28.6.05

Há um poeta

Há um poeta a que poucos ligam. Chama-se Armando da Silva Carvalho. Como considero uma injustiça, aqui fica, em singela homenagem, um poema dele, tirado da recolha "Sol a Sol".

DE MANHÃ

O tamanho dum velho
Começa de manhã pelos seus sapatos.
A curva do cansaço procura
Os atacadores.
E não é ele o noivo.

A madrugada empurra.
A manhã desvia-se. Os animais da casa
Não vão obedecer-lhe.
Medem-se as intimidades
Palmo a palmo.

As paredes têm eco.

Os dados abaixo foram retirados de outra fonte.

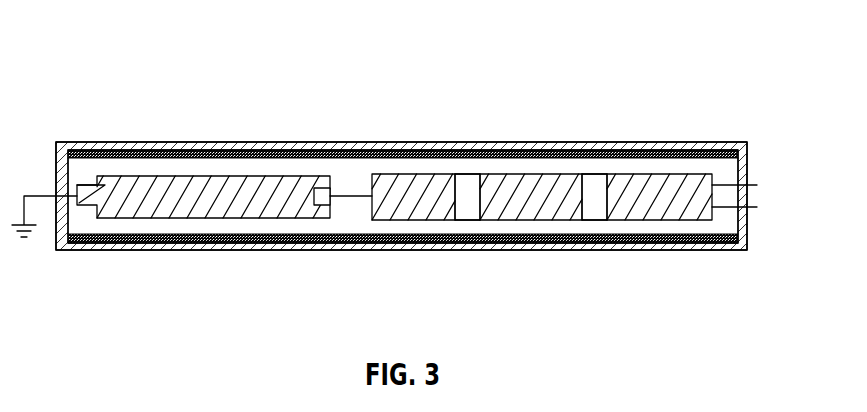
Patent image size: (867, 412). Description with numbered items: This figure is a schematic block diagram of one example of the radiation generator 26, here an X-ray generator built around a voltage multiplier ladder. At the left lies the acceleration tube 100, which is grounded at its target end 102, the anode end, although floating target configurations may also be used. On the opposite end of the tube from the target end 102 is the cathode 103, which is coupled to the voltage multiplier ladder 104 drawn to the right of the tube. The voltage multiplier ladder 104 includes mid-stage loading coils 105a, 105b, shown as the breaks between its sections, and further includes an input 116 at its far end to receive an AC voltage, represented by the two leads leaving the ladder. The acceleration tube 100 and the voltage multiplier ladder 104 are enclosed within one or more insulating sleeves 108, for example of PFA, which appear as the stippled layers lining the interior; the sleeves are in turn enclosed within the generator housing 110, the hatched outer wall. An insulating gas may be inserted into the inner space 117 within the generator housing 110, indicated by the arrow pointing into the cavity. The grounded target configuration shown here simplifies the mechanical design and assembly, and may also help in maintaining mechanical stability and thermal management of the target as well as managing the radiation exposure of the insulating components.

The radiation generator 26 is at (678, 44).
The acceleration tube 100 is at (235, 212).
The target end 102 is at (82, 204).
The cathode 103 is at (319, 206).
The voltage multiplier ladder 104 is at (515, 217).
The mid-stage loading coil 105a is at (597, 172).
The mid-stage loading coil 105b is at (460, 172).
The insulating sleeve 108 is at (427, 240).
The generator housing 110 is at (185, 151).
The input 116 is at (715, 179).
The inner space 117 is at (373, 164).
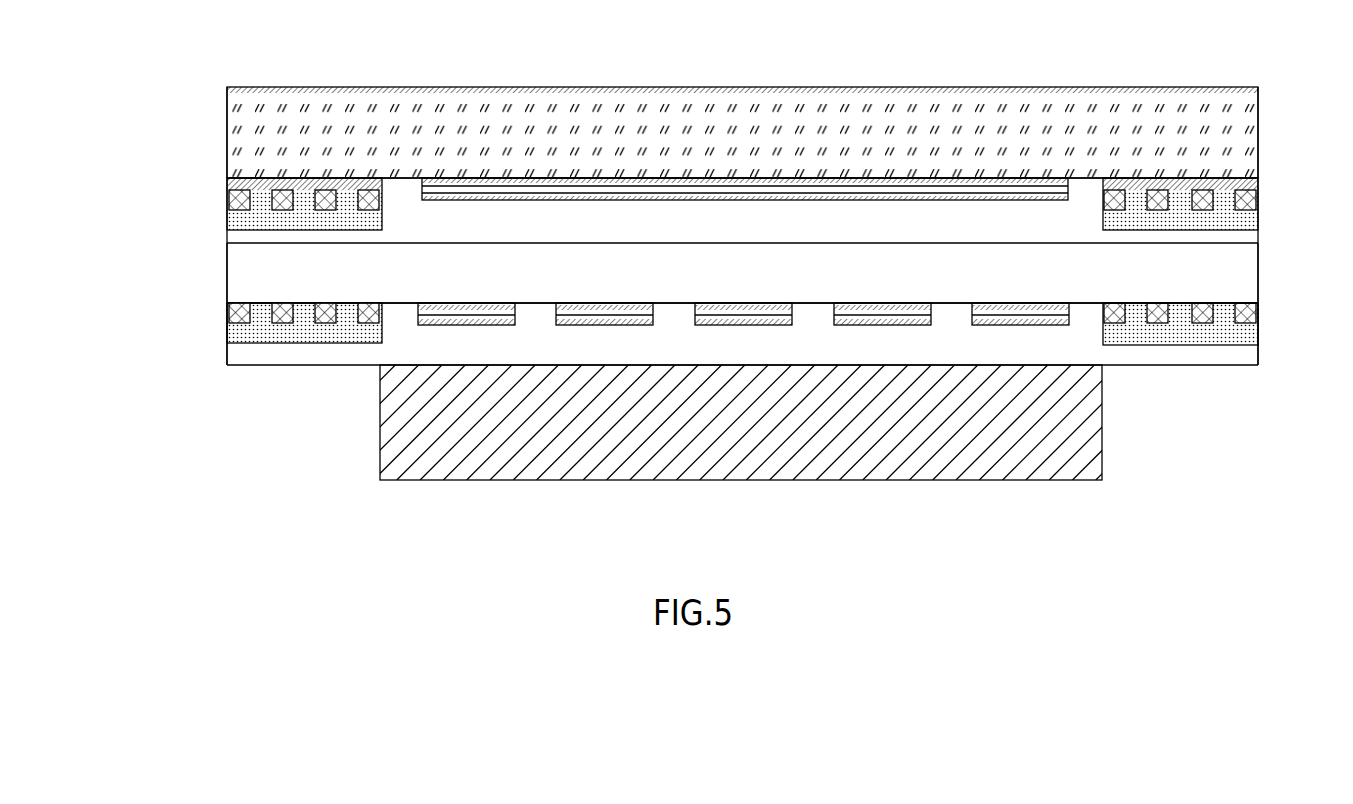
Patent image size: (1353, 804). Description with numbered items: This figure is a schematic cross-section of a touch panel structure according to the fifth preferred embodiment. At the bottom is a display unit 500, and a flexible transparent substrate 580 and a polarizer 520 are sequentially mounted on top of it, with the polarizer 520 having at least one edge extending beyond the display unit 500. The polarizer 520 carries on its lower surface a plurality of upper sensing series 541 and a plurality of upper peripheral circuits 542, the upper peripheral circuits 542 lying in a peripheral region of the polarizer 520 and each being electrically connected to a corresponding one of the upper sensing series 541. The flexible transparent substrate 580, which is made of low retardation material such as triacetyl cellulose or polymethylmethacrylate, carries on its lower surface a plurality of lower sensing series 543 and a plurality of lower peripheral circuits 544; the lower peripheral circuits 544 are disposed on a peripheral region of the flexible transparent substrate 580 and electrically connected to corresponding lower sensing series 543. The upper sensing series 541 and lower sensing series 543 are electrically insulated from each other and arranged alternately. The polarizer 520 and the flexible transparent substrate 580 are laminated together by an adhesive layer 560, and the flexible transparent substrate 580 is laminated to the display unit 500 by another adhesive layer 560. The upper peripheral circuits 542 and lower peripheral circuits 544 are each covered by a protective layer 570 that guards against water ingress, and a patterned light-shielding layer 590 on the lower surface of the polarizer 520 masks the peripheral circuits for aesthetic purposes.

The display unit 500 is at (650, 432).
The polarizer 520 is at (623, 132).
The upper sensing series 541 is at (458, 186).
The upper peripheral circuits 542 is at (320, 184).
The lower sensing series 543 is at (442, 314).
The lower peripheral circuits 544 is at (320, 312).
The adhesive layer 560 is at (800, 340).
The protective layer 570 is at (1152, 328).
The flexible transparent substrate 580 is at (471, 283).
The patterned light-shielding layer 590 is at (1175, 182).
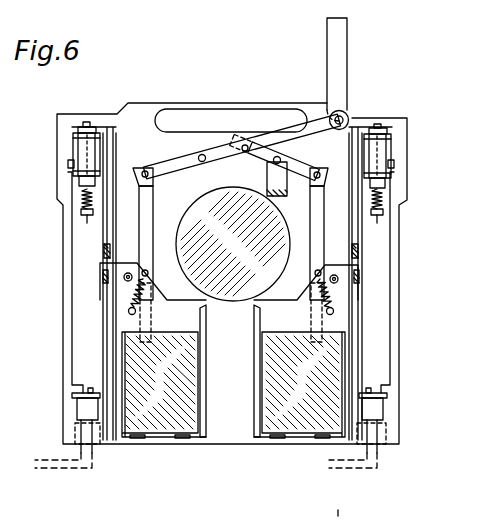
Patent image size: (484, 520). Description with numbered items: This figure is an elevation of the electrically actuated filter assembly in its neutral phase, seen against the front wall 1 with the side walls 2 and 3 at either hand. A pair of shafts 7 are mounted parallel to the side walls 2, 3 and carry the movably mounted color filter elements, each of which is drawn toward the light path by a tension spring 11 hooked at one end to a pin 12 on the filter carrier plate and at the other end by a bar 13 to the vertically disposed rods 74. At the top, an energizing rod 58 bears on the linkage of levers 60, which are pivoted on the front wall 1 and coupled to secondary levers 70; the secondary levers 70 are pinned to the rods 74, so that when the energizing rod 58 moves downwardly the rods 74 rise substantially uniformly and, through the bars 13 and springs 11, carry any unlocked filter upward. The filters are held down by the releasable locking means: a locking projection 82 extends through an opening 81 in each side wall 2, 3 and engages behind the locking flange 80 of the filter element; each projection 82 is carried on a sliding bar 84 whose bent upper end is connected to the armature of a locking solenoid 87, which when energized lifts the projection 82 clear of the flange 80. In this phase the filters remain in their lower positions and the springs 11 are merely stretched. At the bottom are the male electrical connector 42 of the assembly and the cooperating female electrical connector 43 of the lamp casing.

The front wall 1 is at (128, 102).
The side wall 2 is at (108, 162).
The side wall 3 is at (355, 177).
The shaft 7 is at (131, 274).
The tension spring 11 is at (149, 283).
The pin 12 is at (129, 313).
The bar 13 is at (149, 273).
The male electrical connector 42 is at (79, 405).
The female electrical connector 43 is at (96, 452).
The energizing rod 58 is at (338, 94).
The lever 60 is at (198, 157).
The secondary lever 70 is at (298, 162).
The vertically disposed rod 74 is at (153, 200).
The locking flange 80 is at (342, 264).
The opening 81 is at (107, 258).
The locking projection 82 is at (356, 247).
The sliding bar 84 is at (364, 262).
The locking solenoid 87 is at (80, 152).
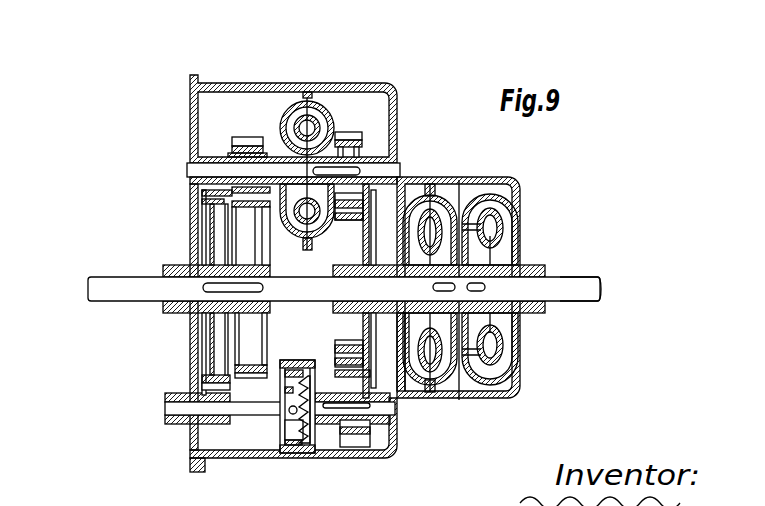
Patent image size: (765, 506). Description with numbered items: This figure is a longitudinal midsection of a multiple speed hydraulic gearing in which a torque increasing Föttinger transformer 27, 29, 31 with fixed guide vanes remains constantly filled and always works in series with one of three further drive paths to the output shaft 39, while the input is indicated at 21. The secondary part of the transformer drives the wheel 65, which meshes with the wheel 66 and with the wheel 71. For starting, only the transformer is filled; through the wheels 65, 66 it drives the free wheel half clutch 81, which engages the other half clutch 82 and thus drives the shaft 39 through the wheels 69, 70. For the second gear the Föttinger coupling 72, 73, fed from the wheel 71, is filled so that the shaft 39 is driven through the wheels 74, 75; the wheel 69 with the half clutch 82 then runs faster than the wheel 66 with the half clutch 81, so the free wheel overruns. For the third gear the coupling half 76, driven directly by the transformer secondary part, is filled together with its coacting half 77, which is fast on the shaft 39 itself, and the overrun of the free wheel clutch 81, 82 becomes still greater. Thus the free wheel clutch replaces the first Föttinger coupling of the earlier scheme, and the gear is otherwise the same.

The main shaft 21 is at (600, 287).
The shaft 39 is at (100, 292).
The Föttinger transformer 27 is at (473, 258).
The Föttinger transformer 29 is at (478, 215).
The Föttinger transformer 31 is at (507, 234).
The wheel 65 is at (350, 356).
The wheel 66 is at (343, 380).
The wheel 69 is at (221, 425).
The wheel 70 is at (212, 353).
The wheel 71 is at (356, 196).
The Föttinger coupling 72 is at (314, 114).
The Föttinger coupling 73 is at (296, 135).
The wheel 74 is at (232, 148).
The wheel 75 is at (248, 228).
The coupling half 76 is at (400, 318).
The coupling half 77 is at (456, 379).
The free wheel half clutch 81 is at (312, 441).
The free wheel half clutch 82 is at (297, 453).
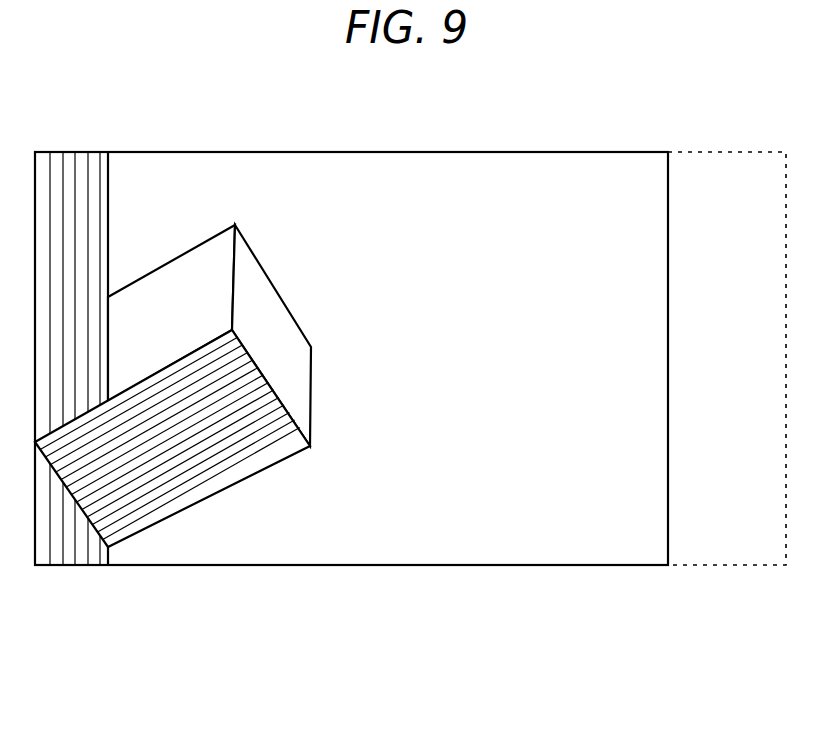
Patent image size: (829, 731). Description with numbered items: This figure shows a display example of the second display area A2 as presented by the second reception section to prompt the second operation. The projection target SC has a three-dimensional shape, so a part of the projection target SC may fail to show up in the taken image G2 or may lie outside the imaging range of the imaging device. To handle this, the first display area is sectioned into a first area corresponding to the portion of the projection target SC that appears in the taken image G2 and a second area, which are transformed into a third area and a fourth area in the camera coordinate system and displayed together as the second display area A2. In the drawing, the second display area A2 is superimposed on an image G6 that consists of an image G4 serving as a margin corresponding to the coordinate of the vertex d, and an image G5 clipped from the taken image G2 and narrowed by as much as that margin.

The projection target SC is at (160, 267).
The second display area A2 is at (223, 492).
The taken image G2 is at (787, 145).
The image as a margin G4 is at (107, 577).
The image clipped from the taken image G5 is at (668, 577).
The image consisting of margin and clipped image G6 is at (177, 638).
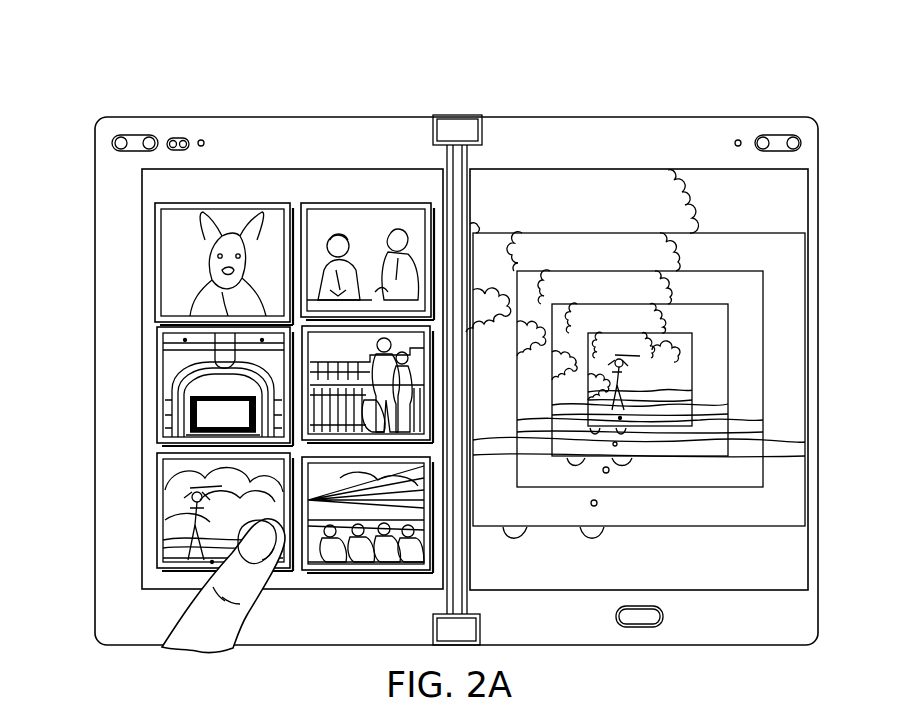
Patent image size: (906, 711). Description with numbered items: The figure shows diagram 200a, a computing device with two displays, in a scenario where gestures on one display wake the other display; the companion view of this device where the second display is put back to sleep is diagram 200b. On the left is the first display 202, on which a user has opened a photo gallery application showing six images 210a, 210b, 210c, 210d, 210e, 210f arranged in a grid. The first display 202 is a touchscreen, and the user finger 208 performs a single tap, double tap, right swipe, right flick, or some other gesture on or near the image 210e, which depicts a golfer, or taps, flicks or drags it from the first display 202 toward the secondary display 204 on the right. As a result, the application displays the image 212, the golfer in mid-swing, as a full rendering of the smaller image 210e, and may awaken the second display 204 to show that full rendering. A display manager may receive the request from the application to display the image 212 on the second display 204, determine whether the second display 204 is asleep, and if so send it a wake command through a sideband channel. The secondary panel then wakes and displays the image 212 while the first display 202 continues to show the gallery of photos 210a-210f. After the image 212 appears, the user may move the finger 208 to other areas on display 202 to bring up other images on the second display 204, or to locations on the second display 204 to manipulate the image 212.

The diagram 200a is at (742, 73).
The diagram 200b is at (774, 710).
The first display 202 is at (248, 169).
The second display 204 is at (563, 169).
The user finger 208 is at (262, 586).
The image 210a is at (224, 264).
The image 210b is at (367, 261).
The image 210c is at (225, 386).
The image 210d is at (367, 384).
The image 210e is at (225, 512).
The image 210f is at (367, 515).
The image 212 is at (752, 287).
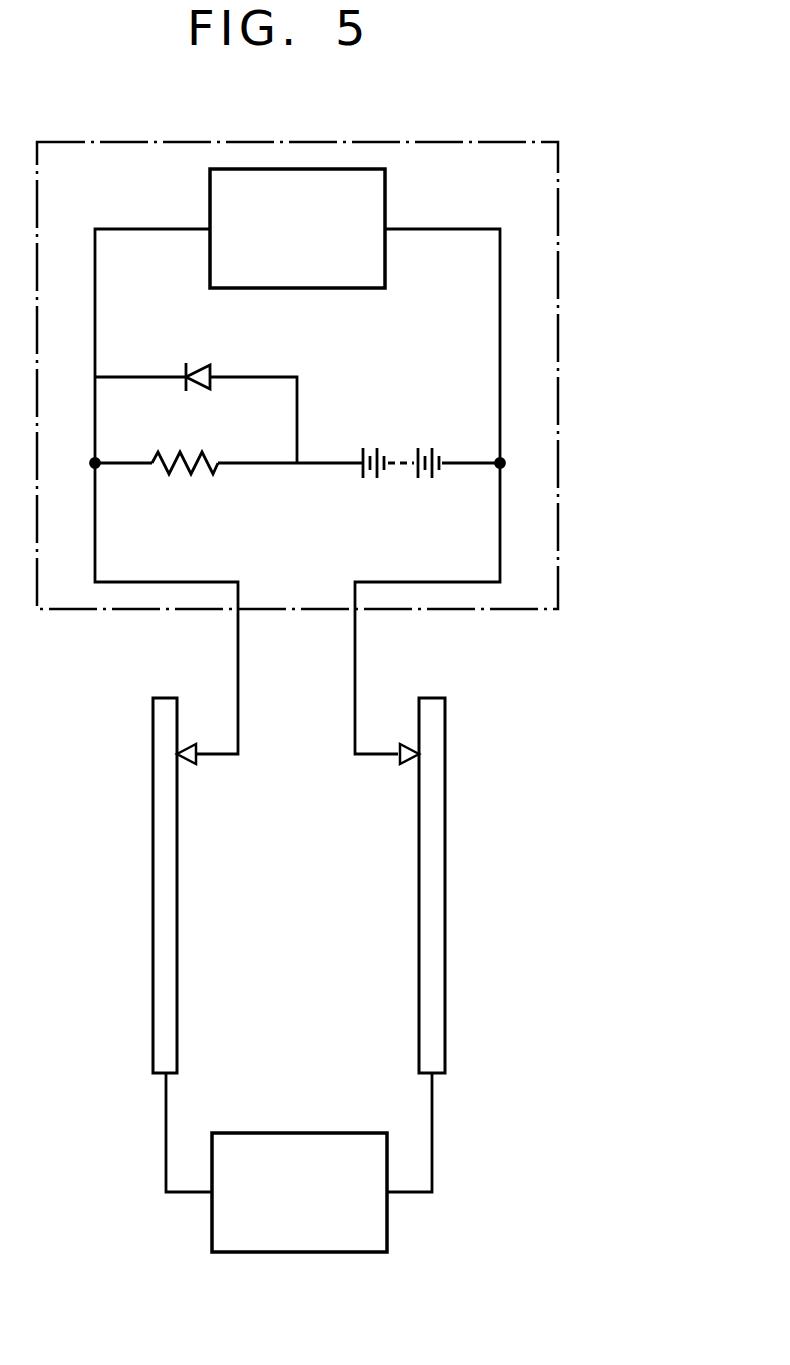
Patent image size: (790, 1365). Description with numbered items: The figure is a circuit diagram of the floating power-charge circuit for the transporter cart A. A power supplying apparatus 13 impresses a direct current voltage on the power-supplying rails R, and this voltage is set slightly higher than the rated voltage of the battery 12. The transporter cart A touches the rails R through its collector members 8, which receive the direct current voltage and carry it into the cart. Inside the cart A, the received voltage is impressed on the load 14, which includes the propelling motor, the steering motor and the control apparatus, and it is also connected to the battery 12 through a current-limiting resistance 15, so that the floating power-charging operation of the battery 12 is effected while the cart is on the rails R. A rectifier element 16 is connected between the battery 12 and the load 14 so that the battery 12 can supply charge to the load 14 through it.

The transporter cart A is at (558, 213).
The load 14 is at (387, 200).
The rectifier element 16 is at (213, 370).
The current-limiting resistance 15 is at (213, 457).
The battery 12 is at (417, 452).
The collector member 8 is at (189, 762).
The power-supplying rail R is at (153, 832).
The power supplying apparatus 13 is at (338, 1253).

Há sabedoria a mais
Nas prateleiras.
No duche disfarçado
Morre o fogo.
Os olhos da faiança estão a calcular.

Quem vive na insónia avalia
Os séculos.
Ouve o ressonar de César.
E sente sobre o peito
Os cascos dos cavalos de Napoleão.

Podia, se quisesse, tem altura que baste,
Não recear as coisas
Mas amá-las
E sobretudo obedecer à lei de ser coisa
- irmão das coisas do mundo.

Ao velho a miséria da filosofia
Não o vai deixar mais pobre
Nem mais pequeno.
Tudo é como era ontem.
O mundo não se mede aos homens.

[Nota: referências a O'Neill no quarto e quinto versos e a K. Marx na última estrofe. Pelo menos. MR]

1 Comments:

Blogger Eduardo Pitta said...

Eu também. Há muitos anos que ando a dizer que ele é um grande poeta (ainda não era seu amigo quando o comecei a escrever). Sobre «Sol a Sol» tb escrevi, mas o nº 68 da LER só sai em Setembro pf. Já agora, obrigado pela referência aos «Quinhentos».